At the root of logic lies the need to understand the difference between good arguments, which justify the claim that the conclusion is true, and bad arguments, which do not justify the conclusion. Aristotle believed that there are good arguments such that «certain things being stated, something other than what is stated follows of necessity from their being so». Today such arguments are called “deductively valid”. Aristotle discovered that deductively valid arguments share some general forms, which can be studied. This was the beginning of formal logic. In contemporary formal logic the most elementary forms of deductively valid arguments depend only on special words, or phrases like “not”, “and”, “or”, “if…,then”, which allow us to build compound sentences if applied to sentences of lower complexity. These words or phrases are called “sentential connectives” and are studied by sentential logic. Contemporary logic began in the second half of the XIXth century with a revolutionary transformation in the conception of logical forms. In the works of Gottlob Frege, Charles Peirce and Giuseppe Peano two new ideas appeared. First: many sentences can be analyzed as formed by predicates like “x loves y” that are applied to more than one singular term, and not only to one subject. Second: compound sentences like “everyone loves someone” can be formed by applying logical operations called “quantifiers”. Some arguments are valid in virtue of a form that depends on both connectives and quantifiers. The logic that studies this kind of valid arguments is predicate logic. The first module of the course "Introduction to formal logic" is about sentential logic. Classical sentential logic will be considered both from the point of view of classical two-valued semantics and from the point of view of formal systems of natural deduction. The second module of the course "Introduction to formal logic" is about predicate logic. Classical first order predicate logic with identity will be considered both from the point of view of classical model-theoretic semantics and from the point of view of formal systems of natural deduction. Some philosophical issues concerning sentential logic and first order predicate logic will be highlighted.
Prerequisites
A basic knowledge corresponding to the level of the upper secondary school is required.
Books
Lecture notes: “Introduzione alla logica formale”
Frequency
attending the course is highly recommended
Exam mode
The exam is written.

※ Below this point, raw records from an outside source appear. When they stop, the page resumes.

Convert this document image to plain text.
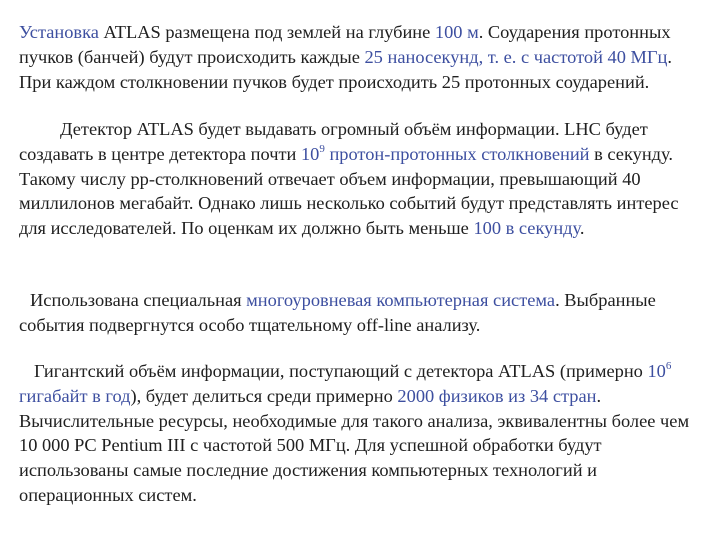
Установка ATLAS размещена под землей на глубине 100 м. Соударения протонных пучков (банчей) будут происходить каждые 25 наносекунд, т. е. с частотой 40 МГц. При каждом столкновении пучков будет происходить 25 протонных соударений.

Детектор ATLAS будет выдавать огромный объём информации. LHC будет создавать в центре детектора почти $10^9$ протон-протонных столкновений в секунду. Такому числу pp-столкновений отвечает объем информации, превышающий 40 миллилонов мегабайт. Однако лишь несколько событий будут представлять интерес для исследователей. По оценкам их должно быть меньше 100 в секунду.

Использована специальная многоуровневая компьютерная система. Выбранные события подвергнутся особо тщательному off-line анализу.

Гигантский объём информации, поступающий с детектора ATLAS (примерно $10^6$ гигабайт в год), будет делиться среди примерно 2000 физиков из 34 стран. Вычислительные ресурсы, необходимые для такого анализа, эквивалентны более чем 10 000 PC Pentium III с частотой 500 МГц. Для успешной обработки будут использованы самые последние достижения компьютерных технологий и операционных систем.
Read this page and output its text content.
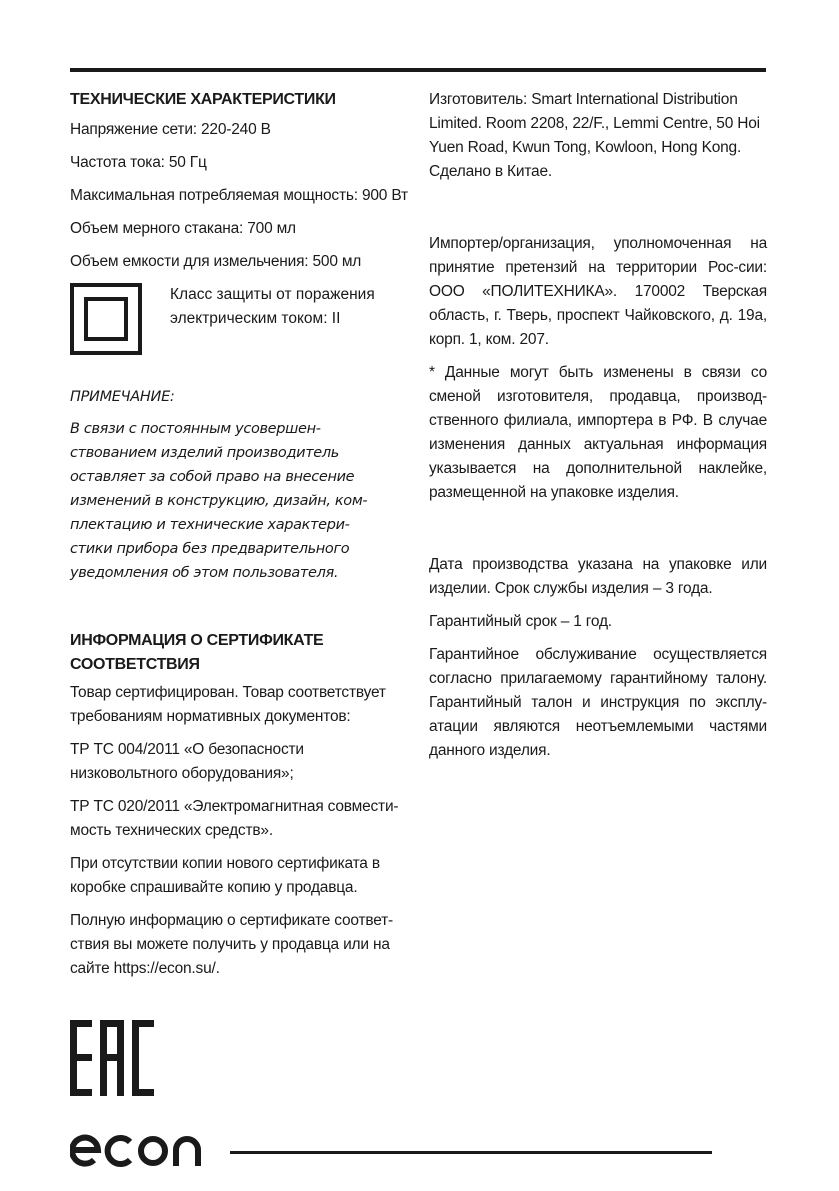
ТЕХНИЧЕСКИЕ ХАРАКТЕРИСТИКИ

Напряжение сети: 220-240 В

Частота тока: 50 Гц

Максимальная потребляемая мощность: 900 Вт

Объем мерного стакана: 700 мл

Объем емкости для измельчения: 500 мл

Класс защиты от поражения
электрическим током: II
ПРИМЕЧАНИЕ:
В связи с постоянным усовершен-
ствованием изделий производитель
оставляет за собой право на внесение
изменений в конструкцию, дизайн, ком-
плектацию и технические характери-
стики прибора без предварительного
уведомления об этом пользователя.
ИНФОРМАЦИЯ О СЕРТИФИКАТЕ
СООТВЕТСТВИЯ

Товар сертифицирован. Товар соответствует требованиям нормативных документов:

ТР ТС 004/2011 «О безопасности низковольтного оборудования»;

ТР ТС 020/2011 «Электромагнитная совмести-мость технических средств».

При отсутствии копии нового сертификата в коробке спрашивайте копию у продавца.

Полную информацию о сертификате соответ-ствия вы можете получить у продавца или на сайте https://econ.su/.

Изготовитель: Smart International Distribution Limited. Room 2208, 22/F., Lemmi Centre, 50 Hoi Yuen Road, Kwun Tong, Kowloon, Hong Kong. Сделано в Китае.

Импортер/организация, уполномоченная на принятие претензий на территории Рос-сии: ООО «ПОЛИТЕХНИКА». 170002 Тверская область, г. Тверь, проспект Чайковского, д. 19а, корп. 1, ком. 207.

* Данные могут быть изменены в связи со сменой изготовителя, продавца, производ-ственного филиала, импортера в РФ. В случае изменения данных актуальная информация указывается на дополнительной наклейке, размещенной на упаковке изделия.

Дата производства указана на упаковке или изделии. Срок службы изделия – 3 года.

Гарантийный срок – 1 год.

Гарантийное обслуживание осуществляется согласно прилагаемому гарантийному талону. Гарантийный талон и инструкция по эксплу-атации являются неотъемлемыми частями данного изделия.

The student must answer some questions, so showing: 1. to know the definitions of key concepts (connective, truth-function, formal system); 2. to be able to construct derivations in formal systems; 3. to know classical two valued semantics for the relevant formal languages; 4. to be aware of the problems facing the view of language and knowledge characterizing classical logic. 1, 2 and 3 are necessary conditions to pass the exam. A final grade superior to 27 will be given to students who reach all the goals.
Lesson mode
Lectures. Active student participation is highly encouraged.